Finds the longest non-repeating chain of partially overlapping words using a brute-force approach.

Primary LanguageRustMIT LicenseMIT

wordchain

wordchain is a command-line tool (and library) that can find the longest chain of partially overlapping words in a given list of words. Why you would ever want that? I don't know. But now you have it.

What does that even mean

Let's say you have a text file with a bunch of names in each line:

Jacob
Michael
Joshua
Matthew
Christopher
Andrew
Daniel
Ethan
Joseph
William
Anthony
Nicholas
David
Alexander
Ryan
Tyler
James
John
Jonathan
Brandon

then you can execute wordchain and you will get:

Longest chain (6): JoshuAlexandeRyAndreWilliaMichael

Isn't that just great?

Usage

The tool has pretty good command-line help text. Just try wordchain -h. Try it out for some small workloads before giving it a long list.

Note that because of reasons, the application won't accept lists longer than 256 words. But that would take an eternity to calculate anyway, trust me.

Tips

  • Tweaking the value of the --granularity flag is pretty important. Try finding a good value for small and intermediate workloads first and increase that value for larger workloads.
  • The --quick-results switch really degrades the overall execution time, so use it only when you can live with a good guess for the longest chain.

Building

You will need a more-or-less recent version of the rust toolchain, available from rustup.

git clone https://github.com/1HPorange/wordchain.git
cd wordchain
cargo build --release

The executable can be found in target/release/.
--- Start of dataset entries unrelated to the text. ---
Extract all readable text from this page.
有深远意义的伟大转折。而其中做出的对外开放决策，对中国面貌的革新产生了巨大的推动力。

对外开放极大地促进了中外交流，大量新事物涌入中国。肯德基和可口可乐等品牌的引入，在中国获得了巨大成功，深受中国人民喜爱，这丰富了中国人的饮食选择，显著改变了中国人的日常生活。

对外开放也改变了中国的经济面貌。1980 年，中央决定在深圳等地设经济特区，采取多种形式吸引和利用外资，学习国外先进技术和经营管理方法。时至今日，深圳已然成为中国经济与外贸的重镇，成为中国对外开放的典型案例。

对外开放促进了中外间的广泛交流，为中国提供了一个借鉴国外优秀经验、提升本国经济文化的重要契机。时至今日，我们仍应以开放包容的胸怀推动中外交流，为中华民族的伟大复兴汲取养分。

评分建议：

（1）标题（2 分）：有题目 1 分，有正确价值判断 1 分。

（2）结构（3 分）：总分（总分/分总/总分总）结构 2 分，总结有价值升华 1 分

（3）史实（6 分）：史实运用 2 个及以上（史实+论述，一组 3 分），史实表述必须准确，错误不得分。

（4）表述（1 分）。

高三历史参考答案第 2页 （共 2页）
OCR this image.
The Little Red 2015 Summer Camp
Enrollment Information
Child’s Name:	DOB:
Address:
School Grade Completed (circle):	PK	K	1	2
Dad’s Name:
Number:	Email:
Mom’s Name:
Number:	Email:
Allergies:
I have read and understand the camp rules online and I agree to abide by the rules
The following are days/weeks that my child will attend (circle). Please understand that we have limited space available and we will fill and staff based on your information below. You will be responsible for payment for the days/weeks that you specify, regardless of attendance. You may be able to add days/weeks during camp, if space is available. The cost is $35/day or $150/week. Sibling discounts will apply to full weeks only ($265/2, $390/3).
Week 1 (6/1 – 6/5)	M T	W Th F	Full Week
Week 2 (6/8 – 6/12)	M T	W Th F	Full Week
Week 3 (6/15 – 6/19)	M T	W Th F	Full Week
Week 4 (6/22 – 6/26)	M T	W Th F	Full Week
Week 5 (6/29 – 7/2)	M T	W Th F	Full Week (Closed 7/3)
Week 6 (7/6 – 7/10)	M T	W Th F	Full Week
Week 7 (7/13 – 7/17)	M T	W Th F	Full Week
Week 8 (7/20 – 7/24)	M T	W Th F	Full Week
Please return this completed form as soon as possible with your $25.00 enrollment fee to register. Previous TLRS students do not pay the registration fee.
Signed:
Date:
For secret omega-turbo ultra-boost, consider compiling specifically for your native environment by setting the environment variable RUSTFLAGS="-C target-cpu=native". Just remember to not share the executable after that, or your PC will explode.

Optimizations

To run as fast as possible, wordchain uses some optimizations:

  • never operates on strings directly, only byte-size vector indices
  • is non-recursive to avoid stack-related performance issues
  • is parallelized with a configurable granularity to avoid load-balancing issues
  • builds lookup structures up-front to avoid recalculation
  • sorts words heuristically to shorten expected runtime
  • runs entirely lock-free
  • uses bitmasks to emulate a hashset with perfect hashing, which is used to avoid cycles
  • uses safe estimates of longest chains with a specific first word to potentially abort later words early

Tasks

  • Validate CL arguments. Right now I trust you. I shouldn't.